The Reservoir Characterization Project at Colorado School of Mines has been working in conjunction with Talisman Energy Inc. since 2009 to analyze two hydraulic stimulations in the Montney Shale play in Canada. Specifically, the project originates from the monitoring of two five stage horizontals from the Pouce Coupe area in North-Western Alberta. The completions were monitored using a variety of microseismic methods (surface, shallow water well and downhole). This paper will focus on analysis of the downhole arrays that were used to monitor the hydraulic stimulations.
Amplitude ratios of seismic waves (P, Sh and Sv) can be used to estimate focal mechanism solutions in areas where a full moment tensor inversion is not effective. In this case, due to the limited azimuths available from the two recording arrays, amplitude ratios are seen as a more robust tool to ascertain these mechanism solutions. A technique is implemented to model the radiation patterns from simple end member mechanisms (pure double-couple or tensile sources) to match the microseismic amplitudes recorded by the downhole arrays. Similar to previous studies in this area, this work finds that the superior solution is a vertical strike-slip mechanism striking at an angle close to that of maximum horizontal stress (N40°E) within the reservoir.
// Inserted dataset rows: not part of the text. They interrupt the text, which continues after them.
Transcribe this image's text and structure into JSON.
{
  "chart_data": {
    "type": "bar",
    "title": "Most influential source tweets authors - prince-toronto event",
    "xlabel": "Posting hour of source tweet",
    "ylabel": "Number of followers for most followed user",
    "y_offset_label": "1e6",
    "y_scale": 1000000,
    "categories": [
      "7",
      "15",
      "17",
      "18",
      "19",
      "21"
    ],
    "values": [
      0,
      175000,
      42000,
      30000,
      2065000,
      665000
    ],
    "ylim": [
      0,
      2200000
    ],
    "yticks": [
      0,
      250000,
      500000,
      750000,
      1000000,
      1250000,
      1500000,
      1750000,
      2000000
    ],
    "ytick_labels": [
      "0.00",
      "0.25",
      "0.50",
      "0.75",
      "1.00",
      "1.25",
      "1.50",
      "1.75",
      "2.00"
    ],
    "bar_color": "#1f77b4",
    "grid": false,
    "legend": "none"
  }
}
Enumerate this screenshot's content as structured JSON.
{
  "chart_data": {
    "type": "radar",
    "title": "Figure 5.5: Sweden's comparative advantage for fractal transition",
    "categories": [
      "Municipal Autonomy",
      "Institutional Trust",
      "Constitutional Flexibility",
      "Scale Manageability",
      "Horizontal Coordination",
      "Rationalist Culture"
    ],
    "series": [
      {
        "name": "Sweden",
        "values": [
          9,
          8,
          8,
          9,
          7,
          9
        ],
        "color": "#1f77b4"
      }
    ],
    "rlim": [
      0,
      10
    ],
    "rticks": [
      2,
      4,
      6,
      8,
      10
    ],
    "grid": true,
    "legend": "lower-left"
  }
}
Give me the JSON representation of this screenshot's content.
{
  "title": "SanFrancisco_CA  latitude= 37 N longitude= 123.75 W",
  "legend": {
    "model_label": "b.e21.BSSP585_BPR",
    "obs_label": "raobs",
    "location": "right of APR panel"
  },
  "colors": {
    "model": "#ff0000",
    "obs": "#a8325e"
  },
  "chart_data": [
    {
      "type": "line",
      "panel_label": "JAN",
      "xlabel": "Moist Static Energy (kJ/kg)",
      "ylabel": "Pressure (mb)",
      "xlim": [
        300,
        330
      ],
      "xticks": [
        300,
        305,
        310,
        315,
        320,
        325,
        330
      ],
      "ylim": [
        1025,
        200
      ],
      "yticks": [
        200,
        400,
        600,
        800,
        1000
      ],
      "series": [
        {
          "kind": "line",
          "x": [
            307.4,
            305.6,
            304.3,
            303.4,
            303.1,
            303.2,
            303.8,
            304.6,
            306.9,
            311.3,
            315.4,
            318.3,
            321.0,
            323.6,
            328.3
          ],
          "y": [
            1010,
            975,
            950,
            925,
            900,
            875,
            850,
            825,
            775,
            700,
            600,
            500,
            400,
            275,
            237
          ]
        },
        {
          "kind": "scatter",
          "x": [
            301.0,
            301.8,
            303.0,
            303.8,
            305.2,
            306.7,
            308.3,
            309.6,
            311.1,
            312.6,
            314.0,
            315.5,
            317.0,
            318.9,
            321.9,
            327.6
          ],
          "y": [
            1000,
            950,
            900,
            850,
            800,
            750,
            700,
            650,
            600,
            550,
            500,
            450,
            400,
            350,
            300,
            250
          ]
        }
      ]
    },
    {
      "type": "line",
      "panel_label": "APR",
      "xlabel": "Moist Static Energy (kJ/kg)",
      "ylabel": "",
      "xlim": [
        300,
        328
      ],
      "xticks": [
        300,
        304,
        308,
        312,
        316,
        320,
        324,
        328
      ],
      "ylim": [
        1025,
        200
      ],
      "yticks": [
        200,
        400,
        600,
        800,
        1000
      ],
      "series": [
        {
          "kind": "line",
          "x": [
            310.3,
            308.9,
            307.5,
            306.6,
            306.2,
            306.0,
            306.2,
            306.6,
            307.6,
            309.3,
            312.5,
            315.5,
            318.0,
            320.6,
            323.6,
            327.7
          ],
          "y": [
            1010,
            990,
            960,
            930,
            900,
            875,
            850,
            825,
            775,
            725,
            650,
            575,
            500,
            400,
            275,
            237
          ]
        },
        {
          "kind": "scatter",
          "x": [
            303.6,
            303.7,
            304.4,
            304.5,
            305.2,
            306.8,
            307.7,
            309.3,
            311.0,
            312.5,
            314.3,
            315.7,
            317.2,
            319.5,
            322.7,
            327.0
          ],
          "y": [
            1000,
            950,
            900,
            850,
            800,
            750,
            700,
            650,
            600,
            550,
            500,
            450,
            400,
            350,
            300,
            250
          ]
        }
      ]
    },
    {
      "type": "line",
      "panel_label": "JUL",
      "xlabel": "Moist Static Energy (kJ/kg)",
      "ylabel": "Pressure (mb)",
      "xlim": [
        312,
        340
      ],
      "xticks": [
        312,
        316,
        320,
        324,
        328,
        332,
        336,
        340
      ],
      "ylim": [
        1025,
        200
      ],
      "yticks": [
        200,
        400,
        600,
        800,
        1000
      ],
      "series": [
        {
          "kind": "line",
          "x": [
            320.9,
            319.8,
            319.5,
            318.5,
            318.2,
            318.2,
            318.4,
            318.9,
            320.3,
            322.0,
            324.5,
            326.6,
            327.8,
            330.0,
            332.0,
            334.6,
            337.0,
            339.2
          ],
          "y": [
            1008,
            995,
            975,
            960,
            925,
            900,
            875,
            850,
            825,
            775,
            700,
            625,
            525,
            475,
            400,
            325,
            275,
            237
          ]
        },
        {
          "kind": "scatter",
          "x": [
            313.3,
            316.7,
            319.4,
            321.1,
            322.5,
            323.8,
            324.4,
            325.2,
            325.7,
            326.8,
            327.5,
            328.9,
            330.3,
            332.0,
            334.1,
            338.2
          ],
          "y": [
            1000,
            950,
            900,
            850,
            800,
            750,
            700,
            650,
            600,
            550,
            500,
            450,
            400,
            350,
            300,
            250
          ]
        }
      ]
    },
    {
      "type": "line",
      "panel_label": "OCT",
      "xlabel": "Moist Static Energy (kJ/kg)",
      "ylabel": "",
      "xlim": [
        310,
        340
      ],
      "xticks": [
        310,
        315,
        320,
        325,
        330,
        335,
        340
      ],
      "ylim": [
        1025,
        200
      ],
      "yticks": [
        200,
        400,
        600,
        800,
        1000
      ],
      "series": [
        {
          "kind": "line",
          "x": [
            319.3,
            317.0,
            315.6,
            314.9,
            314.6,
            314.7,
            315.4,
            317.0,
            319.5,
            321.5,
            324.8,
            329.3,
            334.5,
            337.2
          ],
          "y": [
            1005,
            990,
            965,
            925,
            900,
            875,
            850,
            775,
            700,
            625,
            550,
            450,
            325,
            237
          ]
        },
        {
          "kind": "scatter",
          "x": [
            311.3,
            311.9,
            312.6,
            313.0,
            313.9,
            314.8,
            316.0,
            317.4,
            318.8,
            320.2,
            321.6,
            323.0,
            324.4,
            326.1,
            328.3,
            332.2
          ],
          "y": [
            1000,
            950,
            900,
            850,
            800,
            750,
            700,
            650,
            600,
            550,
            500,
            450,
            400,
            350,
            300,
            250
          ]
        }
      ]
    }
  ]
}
Previous amplitude ratio work has highlighted that microseismic events appear to be shear dominated in their amplitudes and has theorized that the events we record are an interaction between the hydraulic fracture and existing planes of weakness (natural fractures, bedding planes etc.). The focal mechanism solutions drawn from this work are compared with other natural fracture determination methods (time-lapse shear wave splitting and FMI logs) to see if there is any correlation. Results show that these solutions tie well with the natural fracture directions determined by the shear wave splitting study. The shear wave splitting map is consistent with the strike directions of the focal mechanism solutions in areas where microseismic events were detected. The FMI logs show near vertical fractures striking at angles close to that resolved by the amplitude analysis, but with variations from the dominant trend. This is interpreted to be an indication of the complication of fracture sets present in a naturally fractured reservoir. This study extends previous work in this area and also provides another example of the use of amplitude ratios in analyzing microseismic data without the need for high receiver coverage and costs.